The Descendants involves various beautiful landscape shots of Hawaii and as well as having its very emotional story, it makes it look a divine charm that adds lots of natural beauty and innocence to it. Plus, there are some moments that do consist of some humourous moments that’ll make you laugh. However, despite having its dazzling and friendly aspects, it does have its occasional dark tones too such as tremendous amounts of stress between the characters and also some suspenseful segments especially when on the search for Speer and having almost no idea how Matt is going to approach the situation and what he is going to say. It is in no way classed as a thriller, but having mixed emotion, beauty and tension into one and still managing to have its very tender and heart-breaking message, we are bought with something very special which is what we have with The Descendants.


After his tremendous work in comedy-drama Sideways and having that on his shoulders, Alexander Payne returns to another Oscar buzzing comedy-drama that has almost all particular emotional aspects with its light and dark tones and balances it all absolutely brilliantly! This guy really knows how to make people laugh, how to take his audiences on adventures, make them feel attached to what’s going on and to the characters and to these dark characteristics to them that we haven’t fully seen of him just yet and should like to see in the near future. Due to his fabulous directing ability, he doesn’t write the screenplays for his films alone. He has mostly collaborated with Jim Taylor, but The Descendants became the first film without Taylor as he works alongside Nat Faxon and Jim Rash. Together, the trio write a script that is easily worthy of winning the Academy Award for Best Adapted Screenplay.


See, here’s the thing about George Clooney: in every film you’d see that he’s in, you’d always just expect him to just be George Clooney due to his frequent ladies-man and charming performances that we have seen from him over the years that has set his status as a Hollywood symbol. After his most recent Oscar nominated performances in 2009’s Up In The Air and 2007’s Michael Clayton, he goes somewhere totally different this time as we see a rather strong, angry and yet a rather vulnerable and emotionally-confused Clooney. His role is genuinely effective towards the audience as we are literally standing in his shoes by going down his road of emotional suffering but also his other path of revenge. So, Clooney definitely gives one of his greatest performances of his career and whatever he’ll be in the future will be difficult to beat this one.

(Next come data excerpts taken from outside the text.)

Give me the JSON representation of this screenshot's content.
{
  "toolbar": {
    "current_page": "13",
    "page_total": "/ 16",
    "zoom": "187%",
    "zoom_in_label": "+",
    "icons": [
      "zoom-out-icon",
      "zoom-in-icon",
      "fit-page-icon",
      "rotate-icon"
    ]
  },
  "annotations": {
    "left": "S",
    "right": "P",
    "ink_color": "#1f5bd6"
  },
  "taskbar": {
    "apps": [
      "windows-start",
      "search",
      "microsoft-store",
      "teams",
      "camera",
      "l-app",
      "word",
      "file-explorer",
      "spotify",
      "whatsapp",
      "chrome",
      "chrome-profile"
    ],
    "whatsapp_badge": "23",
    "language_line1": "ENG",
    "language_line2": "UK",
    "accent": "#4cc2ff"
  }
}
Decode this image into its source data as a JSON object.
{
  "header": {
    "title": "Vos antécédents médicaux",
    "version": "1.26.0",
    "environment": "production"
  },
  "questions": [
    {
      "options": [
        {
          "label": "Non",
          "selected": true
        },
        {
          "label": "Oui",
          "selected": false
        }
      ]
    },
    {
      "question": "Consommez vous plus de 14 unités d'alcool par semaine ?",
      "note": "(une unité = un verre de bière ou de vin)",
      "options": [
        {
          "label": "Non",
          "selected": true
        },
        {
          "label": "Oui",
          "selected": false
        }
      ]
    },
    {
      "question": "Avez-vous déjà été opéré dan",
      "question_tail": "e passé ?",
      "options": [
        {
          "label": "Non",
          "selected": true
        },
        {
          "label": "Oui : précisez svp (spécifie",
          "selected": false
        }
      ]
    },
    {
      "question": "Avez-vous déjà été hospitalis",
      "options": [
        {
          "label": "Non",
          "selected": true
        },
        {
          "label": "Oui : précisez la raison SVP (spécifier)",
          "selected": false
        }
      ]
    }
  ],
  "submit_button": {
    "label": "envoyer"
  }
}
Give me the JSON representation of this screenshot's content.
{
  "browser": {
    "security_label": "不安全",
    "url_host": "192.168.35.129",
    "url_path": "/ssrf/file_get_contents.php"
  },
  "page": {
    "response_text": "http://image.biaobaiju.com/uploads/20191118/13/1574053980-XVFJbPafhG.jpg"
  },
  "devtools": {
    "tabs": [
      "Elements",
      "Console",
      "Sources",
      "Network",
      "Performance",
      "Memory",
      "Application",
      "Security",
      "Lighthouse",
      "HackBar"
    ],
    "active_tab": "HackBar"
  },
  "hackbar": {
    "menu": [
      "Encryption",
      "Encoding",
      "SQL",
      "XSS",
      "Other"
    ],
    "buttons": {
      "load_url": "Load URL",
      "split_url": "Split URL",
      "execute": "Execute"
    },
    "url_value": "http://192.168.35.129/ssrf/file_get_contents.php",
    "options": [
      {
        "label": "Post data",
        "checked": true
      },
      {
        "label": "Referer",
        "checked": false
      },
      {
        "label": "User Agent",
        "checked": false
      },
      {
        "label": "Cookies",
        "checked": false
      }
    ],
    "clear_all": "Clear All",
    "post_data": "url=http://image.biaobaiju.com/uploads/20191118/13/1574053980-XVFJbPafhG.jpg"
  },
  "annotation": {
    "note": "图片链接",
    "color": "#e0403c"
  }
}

Alongside Clooney comes along a trio of young newcomers who have suddenly risen to fame in The Descendants. Firstly, there’s 20 year old Shailene Woodley who gave an absolutely amazing performance as Alex. Her performance expressed the emotionally broken aspects of a young girl growing out of being a cute, innocent child into becoming a beautiful, sexy woman. Plus, there was something occasionally sadistic and rebellious about Alex as she desires to find the man who had an affair with her mother behind her father’s back and wants him to suffer for what he had done. Woodley was literally robbed of an Academy Award for Best Supporting Actress but there is no denying that her role is still another truly fantastic young actor/actress performance to remember. Secondly, Amara Miller makes her feature film debut as Scottie King who is someone that you’d generally call a problem child and in some ways resembles Chloe Grace Moretz in Kick-Ass. Nick Krause also makes his presence known as Alex’s at-first arrogant but later on nice “friend” Sid in his satisfying and rather pleasant role.


Overall, The Descendants is a very tender and genuine story mixing the natural beauty of Hawaii and relationships between families that leaves the all-important message: to always stand as a family in order to go through any crucial changes that occur in natural every-day life. This rightfully deserves all the Oscar fame that it has received and could walk away with a various number of awards upcoming. It is very important to know that The Descendants really isn’t for the faint-hearted and will take you on an emotional journey that is bound to make one cry and will leave you jaw-dropped as the ending credits roll.